A pesquisa conjunta do Movimento Pessoas à Frente, com o Ipea e apoio da Fundação Lemann, analisa a porta giratória entre o setor público e a iniciativa privada. O estudo usa dados do Atlas do Estado Brasileiro e abrange 1999 a 2025. O foco são cargos comissionados de direção, não ministros ou secretários.

A maior parte dos ocupantes de cargos de liderança no serviço público não possui passagem pelo setor privado. Em média, 60% nunca atuaram na iniciativa privada. Apenas 8% tiveram contato com empresas ou organizações da sociedade civil antes e depois de deixar o cargo público.

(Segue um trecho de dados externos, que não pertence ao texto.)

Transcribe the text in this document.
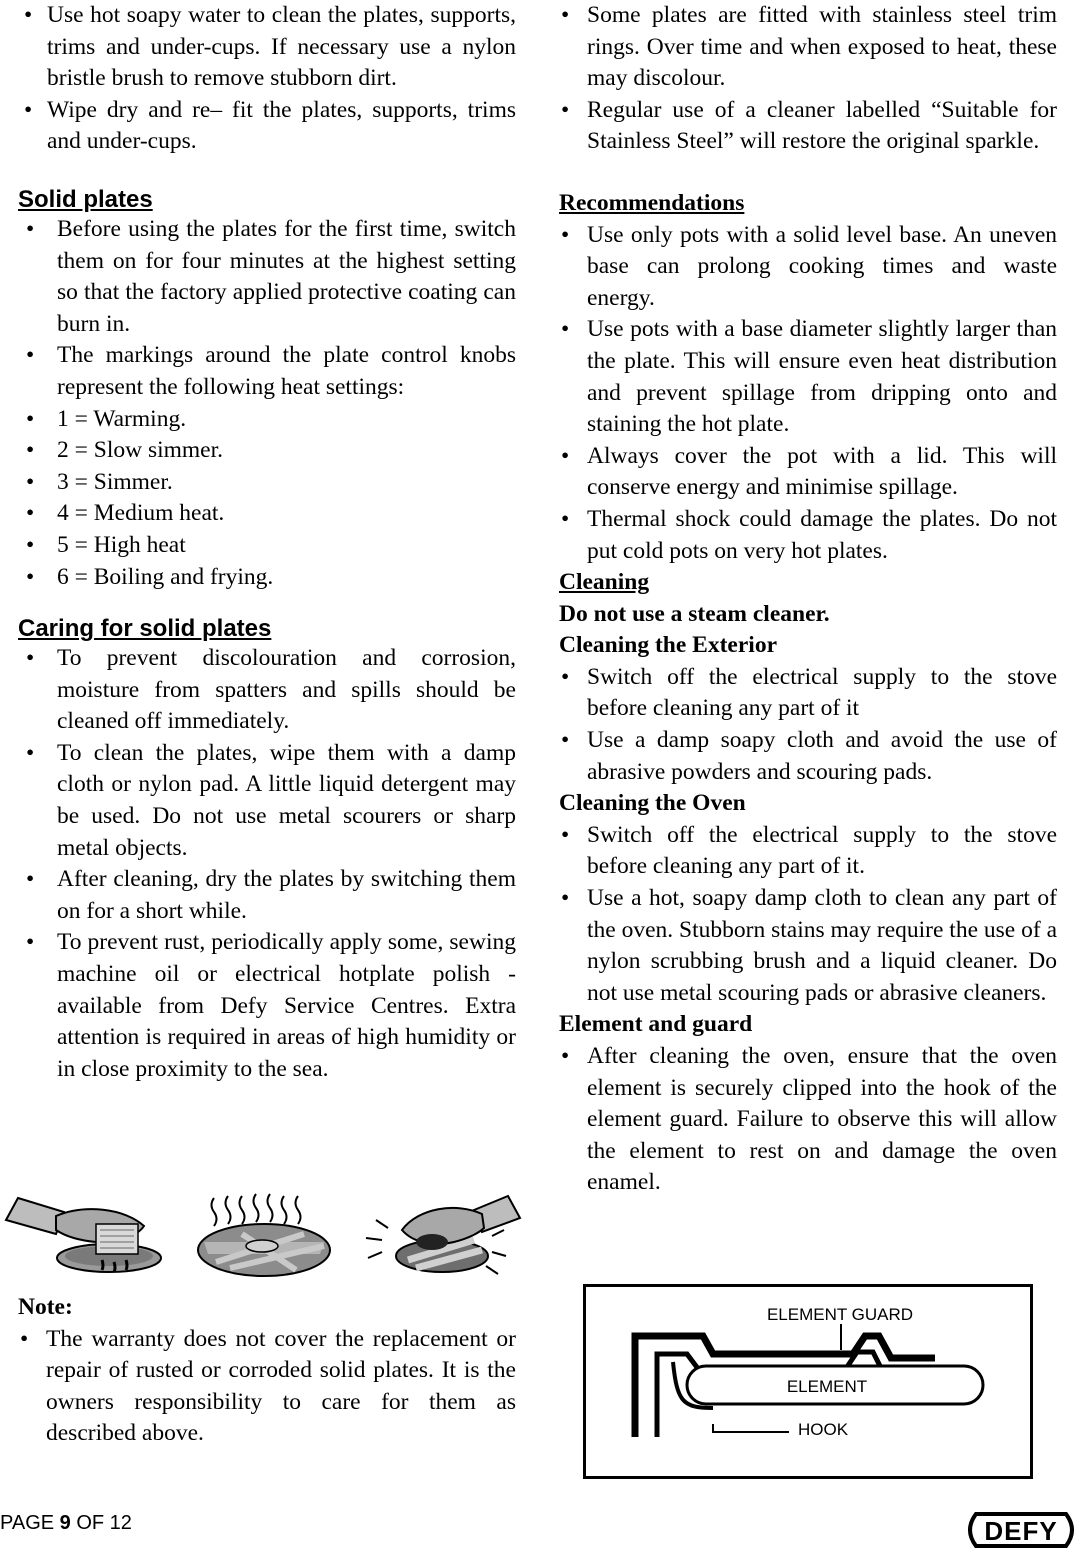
• Use hot soapy water to clean the plates, supports, trims and under-cups. If necessary use a nylon bristle brush to remove stubborn dirt.
• Wipe dry and re– fit the plates, supports, trims and under-cups.

Solid plates

• Before using the plates for the first time, switch them on for four minutes at the highest setting so that the factory applied protective coating can burn in.
• The markings around the plate control knobs represent the following heat settings:
• 1 = Warming.
• 2 = Slow simmer.
• 3 = Simmer.
• 4 = Medium heat.
• 5 = High heat
• 6 = Boiling and frying.

Caring for solid plates

• To prevent discolouration and corrosion, moisture from spatters and spills should be cleaned off immediately.
• To clean the plates, wipe them with a damp cloth or nylon pad. A little liquid detergent may be used. Do not use metal scourers or sharp metal objects.
• After cleaning, dry the plates by switching them on for a short while.
• To prevent rust, periodically apply some, sewing machine oil or electrical hotplate polish - available from Defy Service Centres. Extra attention is required in areas of high humidity or in close proximity to the sea.

Note:

• The warranty does not cover the replacement or repair of rusted or corroded solid plates. It is the owners responsibility to care for them as described above.
• Some plates are fitted with stainless steel trim rings. Over time and when exposed to heat, these may discolour.
• Regular use of a cleaner labelled “Suitable for Stainless Steel” will restore the original sparkle.

Recommendations

• Use only pots with a solid level base. An uneven base can prolong cooking times and waste energy.
• Use pots with a base diameter slightly larger than the plate. This will ensure even heat distribution and prevent spillage from dripping onto and staining the hot plate.
• Always cover the pot with a lid. This will conserve energy and minimise spillage.
• Thermal shock could damage the plates. Do not put cold pots on very hot plates.

Cleaning

Do not use a steam cleaner.

Cleaning the Exterior

• Switch off the electrical supply to the stove before cleaning any part of it
• Use a damp soapy cloth and avoid the use of abrasive powders and scouring pads.

Cleaning the Oven

• Switch off the electrical supply to the stove before cleaning any part of it.
• Use a hot, soapy damp cloth to clean any part of the oven. Stubborn stains may require the use of a nylon scrubbing brush and a liquid cleaner. Do not use metal scouring pads or abrasive cleaners.

Element and guard

• After cleaning the oven, ensure that the oven element is securely clipped into the hook of the element guard. Failure to observe this will allow the element to rest on and damage the oven enamel.
ELEMENT GUARD
ELEMENT
HOOK
PAGE 9 OF 12	DEFY
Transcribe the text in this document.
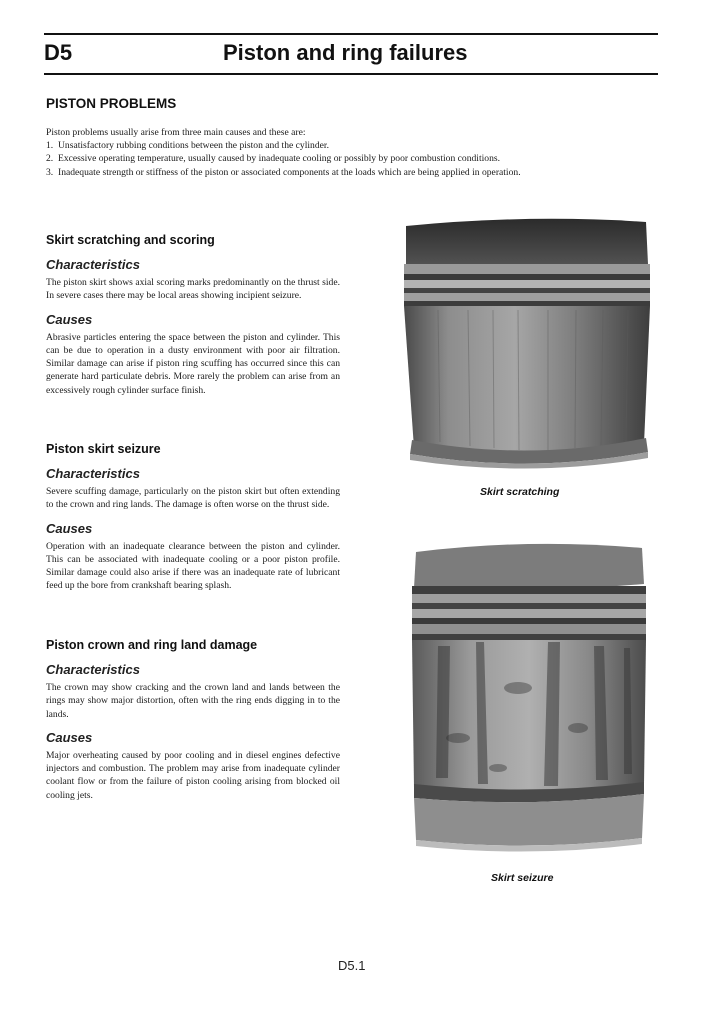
D5	Piston and ring failures
PISTON PROBLEMS

Piston problems usually arise from three main causes and these are:

1. Unsatisfactory rubbing conditions between the piston and the cylinder.
2. Excessive operating temperature, usually caused by inadequate cooling or possibly by poor combustion conditions.
3. Inadequate strength or stiffness of the piston or associated components at the loads which are being applied in operation.
Skirt scratching and scoring
Characteristics

The piston skirt shows axial scoring marks predominantly on the thrust side. In severe cases there may be local areas showing incipient seizure.

Causes

Abrasive particles entering the space between the piston and cylinder. This can be due to operation in a dusty environment with poor air filtration. Similar damage can arise if piston ring scuffing has occurred since this can generate hard particulate debris. More rarely the problem can arise from an excessively rough cylinder surface finish.

Piston skirt seizure
Characteristics

Severe scuffing damage, particularly on the piston skirt but often extending to the crown and ring lands. The damage is often worse on the thrust side.

Causes

Operation with an inadequate clearance between the piston and cylinder. This can be associated with inadequate cooling or a poor piston profile. Similar damage could also arise if there was an inadequate rate of lubricant feed up the bore from crankshaft bearing splash.

Piston crown and ring land damage
Characteristics

The crown may show cracking and the crown land and lands between the rings may show major distortion, often with the ring ends digging in to the lands.

Causes

Major overheating caused by poor cooling and in diesel engines defective injectors and combustion. The problem may arise from inadequate cylinder coolant flow or from the failure of piston cooling arising from blocked oil cooling jets.

Skirt scratching
Skirt seizure
D5.1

O levantamento aponta ainda o que chama de efeito bumerangue: 44% dos dirigentes que deixam o cargo retornam ao mesmo órgão e ao mesmo tipo de posição. Além disso, 79% permanecem em funções de direção dois anos após ingressarem na base de dados.

A circulação entre União, estados e municípios também é comum: há intercâmbio de conhecimento entre entes federativos e dentro do próprio nível de governo. Segundo o estudo, 63% dos dirigentes são servidores de carreira, e 75% já tinham experiência prévia no setor público.

Entre aqueles que não são originários do serviço público, há maior presença de mulheres e pessoas negras. De 1999 a 2025, homens ocuparam 75% dos cargos de direção e pessoas brancas 78%. A partir de 2022, houve aumento da participação feminina, chegando a cerca de 40%, e de pessoas negras.